This past week I had a special opportunity to photograph the best college hockey players in the nation at the 2011 Frozen Four NCAA national championships. Wow.
I got to shoot the event because I was credentialed by Southcreek Global Media, a company where you have to be referred by a fellow photographer to get reviewed and if you get approved you have the opportunity to shoot events under their name. (Many thanks you to my referring photographer who wishes to remain anonymous.) The shots get uploaded to their distribution system. If they get purchased by national or international clients, such as media outlets and companies, I get paid. If nothing sells, I don‘t get anything. So it‘s speculative, but a pretty good risk factor for someone like me who needs to have a means of access to big time events and distribution network to get the shots into the marketplace. As a result of this relationship, I don‘t sell the images directly. I can show my photos but only with the Southcreek watermark (except for the some that I will not submit to SCG because they are not interested in non-standard sized images or personal shots.)

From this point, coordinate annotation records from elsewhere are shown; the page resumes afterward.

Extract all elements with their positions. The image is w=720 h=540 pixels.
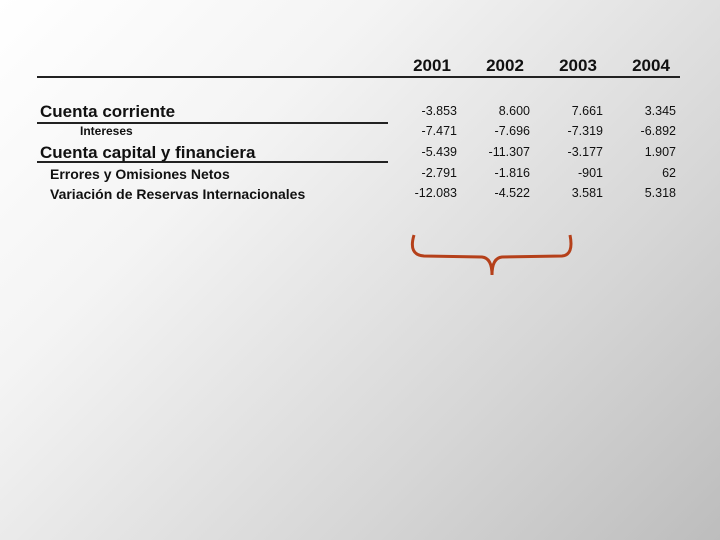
row-label: Cuenta capital y financiera — [40, 143, 256, 162]
cell-value: 62 — [662, 166, 676, 180]
cell-value: -7.471 — [421, 124, 457, 138]
column-header: 2004 — [632, 56, 670, 75]
brace-path — [410, 234, 573, 276]
row-label: Variación de Reservas Internacionales — [50, 186, 306, 202]
cell-value: -2.791 — [421, 166, 457, 180]
cell-value: -6.892 — [640, 124, 676, 138]
cell-value: 3.581 — [571, 186, 603, 200]
cell-value: -11.307 — [488, 145, 530, 159]
column-header: 2001 — [413, 56, 451, 75]
header-rule — [37, 76, 680, 78]
cell-value: 8.600 — [498, 104, 530, 118]
row-rule — [37, 122, 388, 124]
row-label: Cuenta corriente — [40, 102, 176, 121]
cell-value: -12.083 — [414, 186, 457, 200]
row-rule — [37, 161, 388, 163]
column-header: 2002 — [486, 56, 524, 75]
cell-value: -7.696 — [494, 124, 530, 138]
row-label: Intereses — [80, 124, 133, 138]
cell-value: -1.816 — [494, 166, 530, 180]
cell-value: 7.661 — [571, 104, 603, 118]
cell-value: 1.907 — [644, 145, 676, 159]
cell-value: -5.439 — [421, 145, 457, 159]
cell-value: -3.177 — [567, 145, 603, 159]
cell-value: -3.853 — [421, 104, 457, 118]
cell-value: -4.522 — [494, 186, 530, 200]
cell-value: -901 — [577, 166, 603, 180]
row-label: Errores y Omisiones Netos — [50, 166, 230, 182]
cell-value: 5.318 — [644, 186, 676, 200]
column-header: 2003 — [559, 56, 597, 75]
cell-value: -7.319 — [567, 124, 603, 138]
cell-value: 3.345 — [644, 104, 676, 118]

So the night before the event, I shot some photos of the exterior of the Xcel Energy Center, the venue for this pinacle of college hockey sport. It‘s a great venue in that it‘s where each year in Minnesota, “The State of Hockey“ it‘s where the state high school hockey championships are held. Lots of hockey dreams are associated with this place.
Because of the gravitas and romantic nature of “the X“ I used two newly learned techniques to shoot it: Pano and High Dynamic Range (HDR). The first shot above i used both. The panoramic technique was surprisingly simple. Just use a tripod. Line it up and shoot the series. The HDR technique was way easy too. The camera and software does all the work. All I had to do was to get my light settings right, and set the camera to shoot a bracketed range of exposures. I went +2 and -2 on both of the building shots above, so it was capturing 5 shots , +2, +1, 0, -1 and -2 and then collapsing them into a single image. I did some addition tweaks to make it pop just how I liked it. I was pretty pleased that it reached the affect I was after.
Thursday it was game time. I got the X parking lot about three hours before the first of two games. As strapped my gear onto my back, I saw a fellow photographer loading up too. We took the walk into the X together and he told me his name was Eric Miller and had been shooting for Reuters for 27+ years. What a great guy. He made a point of waiting for me as we got our credentials. He was familiar with the place and wanted to be sure I knew where to go. Only later did I figure out that this was my first of many encounters with “the best.” Fast forward to after the championship game on Saturday: I was doing some quick research to caption a photo and landed on the New York Times page, with an image by Eric, as he sat right behind me!
Another great guy I met was Pat Green. Pat noticed my credentials after I sat down in the workspace next to him, plugging in my laptop and unloading some of my equipment with hardly the faintest idea of what I needed to do next. He told me that he too shot for Southcreek, and that he‘d come up from Dallas to shoot this event. Pat was a heaven sent, showing me the ropes, giving some great advice on how to do my best for Southcreek. Pat‘s been doing this work for several years too and loves it. Can you tell?
This start and this space helped me realize that I was surrounded by men and women photographers, maybe two dozen or more, who were here because they loved shooting sports. They were the best at what they do from all around the country as well as locals who really know their sport in this State of Hockey. Not to mention I was amongst the ESPN team, bumped sholders (almost literally as I entered an elevator, with ESPN analyst Barry Melrose).
Geez, did I feel pretty okay about all of that.